Dołączył(a): 20 kwi 2009, 17:30
Posty: 5182
W Słowniku kościelnym łacińsko - polskim autorstwa ks. dr Alojzego Jougana wyd. z 1958 r. jest podane hasło:
possesor - posiadacz, właściciel, dzierżyciel, posiadacz w dobrej wierze, prawny, rzeczywisty,, w złej wierze, nieprawny, p. wątpliwy, niepewny.

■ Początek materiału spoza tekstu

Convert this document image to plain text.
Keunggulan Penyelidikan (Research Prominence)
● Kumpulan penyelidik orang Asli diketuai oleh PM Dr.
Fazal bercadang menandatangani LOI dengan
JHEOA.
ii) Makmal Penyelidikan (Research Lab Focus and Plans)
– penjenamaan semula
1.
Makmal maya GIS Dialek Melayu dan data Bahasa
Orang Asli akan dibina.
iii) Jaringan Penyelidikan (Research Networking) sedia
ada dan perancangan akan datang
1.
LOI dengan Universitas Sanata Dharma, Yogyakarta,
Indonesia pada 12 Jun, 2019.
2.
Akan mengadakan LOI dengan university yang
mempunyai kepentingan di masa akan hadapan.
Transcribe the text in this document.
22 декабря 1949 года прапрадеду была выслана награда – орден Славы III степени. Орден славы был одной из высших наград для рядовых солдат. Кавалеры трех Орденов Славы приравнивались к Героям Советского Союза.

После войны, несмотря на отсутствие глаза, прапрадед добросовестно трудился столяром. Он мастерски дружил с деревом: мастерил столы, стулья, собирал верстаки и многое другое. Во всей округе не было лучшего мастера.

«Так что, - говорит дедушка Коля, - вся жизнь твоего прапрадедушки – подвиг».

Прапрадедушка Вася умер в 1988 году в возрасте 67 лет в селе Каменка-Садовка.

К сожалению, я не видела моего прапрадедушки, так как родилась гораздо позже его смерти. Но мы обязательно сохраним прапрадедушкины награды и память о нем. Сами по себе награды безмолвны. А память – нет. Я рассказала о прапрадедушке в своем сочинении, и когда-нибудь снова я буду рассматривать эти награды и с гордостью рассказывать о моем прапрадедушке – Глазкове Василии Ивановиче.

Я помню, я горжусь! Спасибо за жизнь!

Czy zapis w akcie czy w innym dokumencie z określeniem, że dana osoba jest possesorem majątku należy jednoznacznie rozumieć jako właściciel?
Ostatnio spotkałam się z dwoma wersjami od osób postronnych
- posesor to właściciel
- posesor to dzierżawca.

Zwątpiłam sama co jest prawidłowe i użyłam słowa w brzmieniu łacińskim, ale "possesor" nie daje mi spokoju.
Bardzo proszę o pomoc dot. poprawnej wykładni znaczenia.

_________________
Pozdrawiam Danka

Nie umiera ten, kto trwa w pamięci żywych.
ks. Jan Twardowski


Góra
 Zobacz profil  
 
PostNapisane: 10 wrz 2016, 14:58 
Offline
Avatar użytkownika

Dołączył(a): 17 kwi 2011, 19:26
Posty: 409
Lokalizacja: Świebodzin
W "Słowniku języka polskiego" M. Samuela Bogumiła Linde z roku 1858 znajduje się hasło Posesor.
POSESOR - mający co w aktualnym posiadaniu, der Besitzer, w szczególności zaś dzierżawca, arendarz dóbr, der Pächter.

_________________
Pozdrawiam,
Jurek Kołpowski

Poszukuję aktów urodzenia: Jan ANTONIEWSKI alias DANKOWSKI (ok.1769)
Joanna PRZEZDZIECKA (ok. 1771)


Góra
 Zobacz profil  
 
PostNapisane: 10 wrz 2016, 18:54 
Offline
Avatar użytkownika

Dołączył(a): 20 kwi 2009, 17:30
Posty: 5182
Jurku.
Bardzo dziękuję za zainteresowanie moim pytaniem.
Rozjaśnia się w mojej głowie. :)

_________________
Pozdrawiam Danka

Nie umiera ten, kto trwa w pamięci żywych.
ks. Jan Twardowski


Góra
 Zobacz profil  
 
PostNapisane: 11 wrz 2016, 07:18 
Offline
Avatar użytkownika

Dołączył(a): 23 lut 2011, 20:49
Posty: 327
Lokalizacja: Skoczów n.Wisłą
Słownik kościelny trochę za mocno uprościł definicję posesora. Dawniej posesorem nazywano tego, który posiadał posesję, czyli ziemię z zabudowaniami lub bez. Posiadaczem może być zatem właściciel, dzierżyciel, posiadacz w dobrej wierze, prawny, rzeczywisty w złej wierze, nieprawny, p. wątpliwy, niepewny - są to bowiem różne formy władztwa nad nieruchomością i obecnie dotyczą one także rzeczy ruchomych (np. samochodu,czy wyposażenia mieszkalnego). Inaczej mówiąc może być sytuacja taka, że właściciel nie będzie posiadaczem, bo wynajął np. pole czy dom na podstawie odpowiedniej umowy prawnej. W stan posiadania można wejść także w sposób bezprawny i jako posiadacz w tzw. złej wierze można ubiegać się ( po upływie terminów prawnie określonych) o zasiedzenie.

_________________
Bolesław Lipoński


Góra
 Zobacz profil  
 
PostNapisane: 11 wrz 2016, 10:38 
Offline
Avatar użytkownika

Dołączył(a): 20 kwi 2009, 17:30
Posty: 5182
Panowie, dziękuje za wypowiedzi.
Posesor pojawia się często w starych dokumentach.
Zapis zazwyczaj brzmiał „posesor majątku”.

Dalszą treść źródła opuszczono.